Targeted urine bile acids and steroids
BA and steroid concentrations were log-transformed to achieve normality. The generalized linear mixed model (GLIMMIX) procedure of SAS (SAS Institute, Cary, North Carolina) were used to examine the bile acid and steroid responses to experimental variables. The model included time, stage, breed type, ADG-classification and interactions as fixed effect, residual of steers nested by stage as a random effect, with time as the repeated measure, and spatial power covariance as structure of sampling interval.
Pearson’s correlations were performed to identify the associations between urine bile acids and steroid concentrations with performance and carcass traits. Correlation strength was considered strong (|r|≥ 0.7), moderate (0.7 >|r|≥ 0.4) or weak (0.4 >|r|≥ 0.1) (15). A predictive equation for ADG-classification using bile acids and steroids log transform concentrations was performed by stepwise nominal logistic regression analysis with a JMP Pro version 15.0 (SAS Institute, Cary, North Carolina). Basically, for each ADG-category, multiple regression is run to predict the odds ratio into that category. The odds ratios are then converted into probabilities, and the most likely class is chosen. For ADG-prediction model building, data were divided into a 75/25 training:validation set splits to avoid over-fitting and minimize model reliance on sample selection. Validation set was stratified by ADG-classification to balance training set representation and used to test model fit probabilities.
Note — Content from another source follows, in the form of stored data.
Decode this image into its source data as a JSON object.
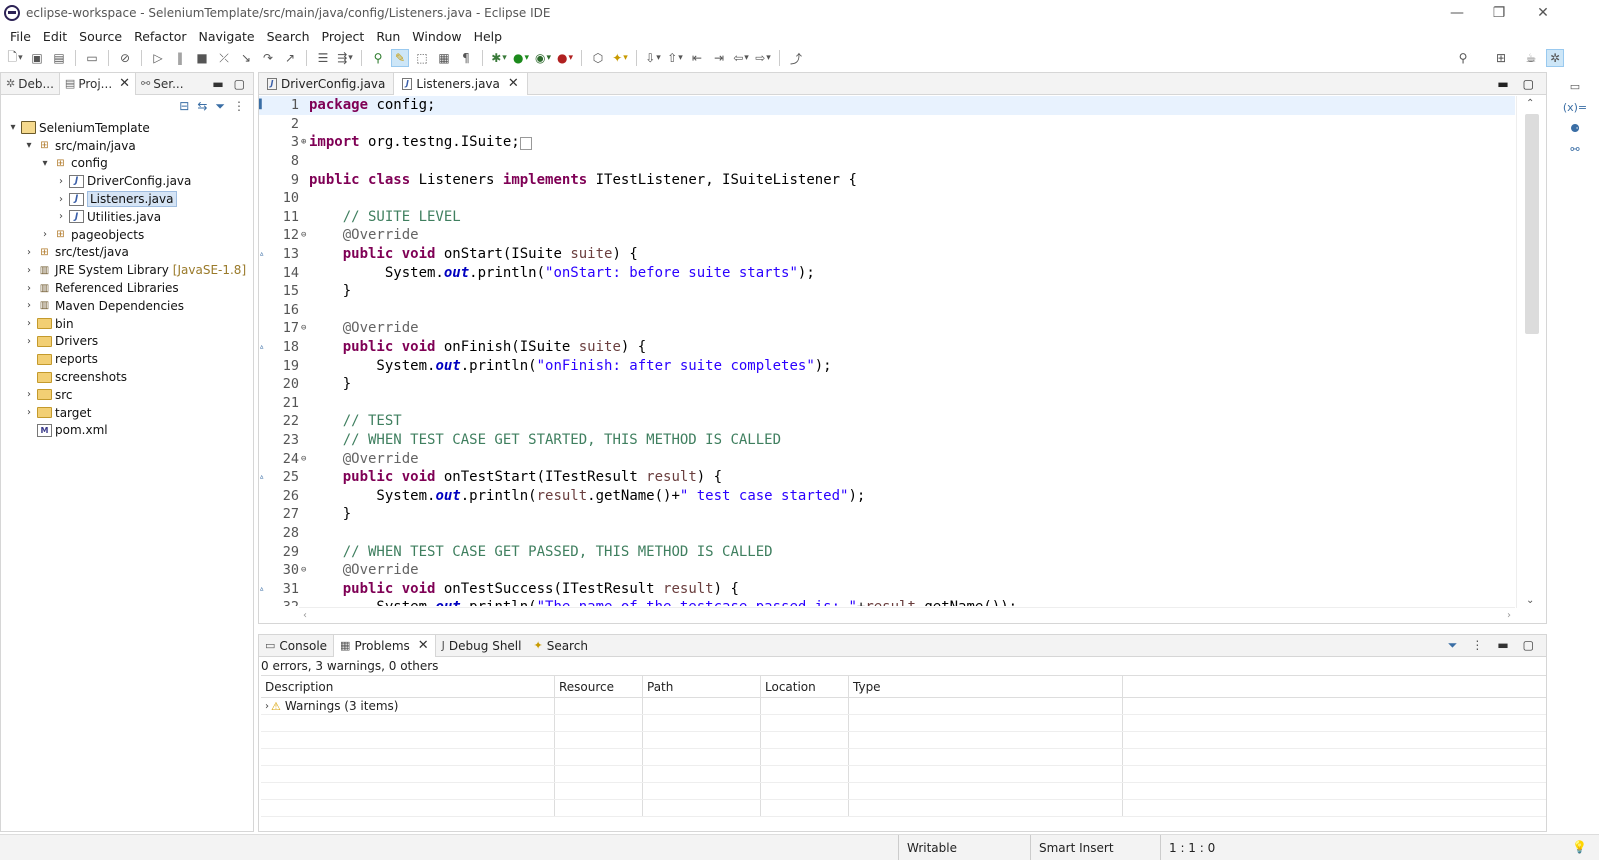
{
  "window": {
    "title": "eclipse-workspace - SeleniumTemplate/src/main/java/config/Listeners.java - Eclipse IDE",
    "minimize": "—",
    "restore": "❐",
    "close": "✕"
  },
  "menu": [
    "File",
    "Edit",
    "Source",
    "Refactor",
    "Navigate",
    "Search",
    "Project",
    "Run",
    "Window",
    "Help"
  ],
  "left_panel": {
    "tabs": [
      {
        "label": "Deb...",
        "icon": "bug-icon"
      },
      {
        "label": "Proj...",
        "icon": "package-explorer-icon"
      },
      {
        "label": "Ser...",
        "icon": "servers-icon"
      }
    ],
    "tree": [
      {
        "label": "SeleniumTemplate",
        "level": 0,
        "arrow": "▾",
        "icon": "project"
      },
      {
        "label": "src/main/java",
        "level": 1,
        "arrow": "▾",
        "icon": "srcfolder"
      },
      {
        "label": "config",
        "level": 2,
        "arrow": "▾",
        "icon": "package"
      },
      {
        "label": "DriverConfig.java",
        "level": 3,
        "arrow": "›",
        "icon": "java"
      },
      {
        "label": "Listeners.java",
        "level": 3,
        "arrow": "›",
        "icon": "java",
        "selected": true
      },
      {
        "label": "Utilities.java",
        "level": 3,
        "arrow": "›",
        "icon": "java"
      },
      {
        "label": "pageobjects",
        "level": 2,
        "arrow": "›",
        "icon": "package"
      },
      {
        "label": "src/test/java",
        "level": 1,
        "arrow": "›",
        "icon": "srcfolder"
      },
      {
        "label": "JRE System Library",
        "extra": "[JavaSE-1.8]",
        "level": 1,
        "arrow": "›",
        "icon": "library"
      },
      {
        "label": "Referenced Libraries",
        "level": 1,
        "arrow": "›",
        "icon": "library"
      },
      {
        "label": "Maven Dependencies",
        "level": 1,
        "arrow": "›",
        "icon": "library"
      },
      {
        "label": "bin",
        "level": 1,
        "arrow": "›",
        "icon": "folder"
      },
      {
        "label": "Drivers",
        "level": 1,
        "arrow": "›",
        "icon": "folder"
      },
      {
        "label": "reports",
        "level": 1,
        "arrow": "",
        "icon": "folder"
      },
      {
        "label": "screenshots",
        "level": 1,
        "arrow": "",
        "icon": "folder"
      },
      {
        "label": "src",
        "level": 1,
        "arrow": "›",
        "icon": "folder"
      },
      {
        "label": "target",
        "level": 1,
        "arrow": "›",
        "icon": "folder"
      },
      {
        "label": "pom.xml",
        "level": 1,
        "arrow": "",
        "icon": "xml"
      }
    ]
  },
  "editor": {
    "tabs": [
      {
        "label": "DriverConfig.java",
        "active": false
      },
      {
        "label": "Listeners.java",
        "active": true
      }
    ],
    "lines": [
      {
        "n": "1",
        "html": "<span class='kw'>package</span> config;",
        "cur": true
      },
      {
        "n": "2",
        "html": ""
      },
      {
        "n": "3",
        "fold": "⊕",
        "html": "<span class='kw'>import</span> org.testng.ISuite;<span style='border:1px solid #999;font-size:10px;padding:0 2px'> </span>"
      },
      {
        "n": "8",
        "html": ""
      },
      {
        "n": "9",
        "html": "<span class='kw'>public</span> <span class='kw'>class</span> Listeners <span class='kw'>implements</span> ITestListener, ISuiteListener {"
      },
      {
        "n": "10",
        "html": ""
      },
      {
        "n": "11",
        "html": "    <span class='cm'>// SUITE LEVEL</span>"
      },
      {
        "n": "12",
        "fold": "⊖",
        "html": "    <span class='an'>@Override</span>"
      },
      {
        "n": "13",
        "mark": "▵",
        "html": "    <span class='kw'>public</span> <span class='kw'>void</span> onStart(ISuite <span class='pv'>suite</span>) {"
      },
      {
        "n": "14",
        "html": "         System.<span class='fi'>out</span>.println(<span class='st'>\"onStart: before suite starts\"</span>);"
      },
      {
        "n": "15",
        "html": "    }"
      },
      {
        "n": "16",
        "html": ""
      },
      {
        "n": "17",
        "fold": "⊖",
        "html": "    <span class='an'>@Override</span>"
      },
      {
        "n": "18",
        "mark": "▵",
        "html": "    <span class='kw'>public</span> <span class='kw'>void</span> onFinish(ISuite <span class='pv'>suite</span>) {"
      },
      {
        "n": "19",
        "html": "        System.<span class='fi'>out</span>.println(<span class='st'>\"onFinish: after suite completes\"</span>);"
      },
      {
        "n": "20",
        "html": "    }"
      },
      {
        "n": "21",
        "html": ""
      },
      {
        "n": "22",
        "html": "    <span class='cm'>// TEST</span>"
      },
      {
        "n": "23",
        "html": "    <span class='cm'>// WHEN TEST CASE GET STARTED, THIS METHOD IS CALLED</span>"
      },
      {
        "n": "24",
        "fold": "⊖",
        "html": "    <span class='an'>@Override</span>"
      },
      {
        "n": "25",
        "mark": "▵",
        "html": "    <span class='kw'>public</span> <span class='kw'>void</span> onTestStart(ITestResult <span class='pv'>result</span>) {"
      },
      {
        "n": "26",
        "html": "        System.<span class='fi'>out</span>.println(<span class='pv'>result</span>.getName()+<span class='st'>\" test case started\"</span>);"
      },
      {
        "n": "27",
        "html": "    }"
      },
      {
        "n": "28",
        "html": ""
      },
      {
        "n": "29",
        "html": "    <span class='cm'>// WHEN TEST CASE GET PASSED, THIS METHOD IS CALLED</span>"
      },
      {
        "n": "30",
        "fold": "⊖",
        "html": "    <span class='an'>@Override</span>"
      },
      {
        "n": "31",
        "mark": "▵",
        "html": "    <span class='kw'>public</span> <span class='kw'>void</span> onTestSuccess(ITestResult <span class='pv'>result</span>) {"
      },
      {
        "n": "32",
        "html": "        System.<span class='fi'>out</span>.println(<span class='st'>\"The name of the testcase passed is: \"</span>+<span class='pv'>result</span>.getName());"
      }
    ]
  },
  "bottom_panel": {
    "tabs": [
      {
        "label": "Console",
        "icon": "console-icon",
        "active": false
      },
      {
        "label": "Problems",
        "icon": "problems-icon",
        "active": true
      },
      {
        "label": "Debug Shell",
        "icon": "debug-shell-icon",
        "active": false
      },
      {
        "label": "Search",
        "icon": "search-icon",
        "active": false
      }
    ],
    "summary": "0 errors, 3 warnings, 0 others",
    "columns": [
      "Description",
      "Resource",
      "Path",
      "Location",
      "Type"
    ],
    "warnings_row": "Warnings (3 items)"
  },
  "statusbar": {
    "writable": "Writable",
    "insert_mode": "Smart Insert",
    "position": "1 : 1 : 0"
  }
}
The model sensitivity (true positive), specificity (true negative) and accuracy (proportion of true results, either true positive or true negative) was evaluated from confusion matrix based on the final model training set randomly chosen.
An overview of the experimental design and data analysis is presented in the Fig. 8.


Graphical summary of study design. MARC Nutritional feeding study (A) time line and animal traits measured (B) selection of animals for greater and least average daily gain with similar average dry matter intake in stage-1 and stage-2 (C) characteristics along with the data and data analysis workflow covered in the current study.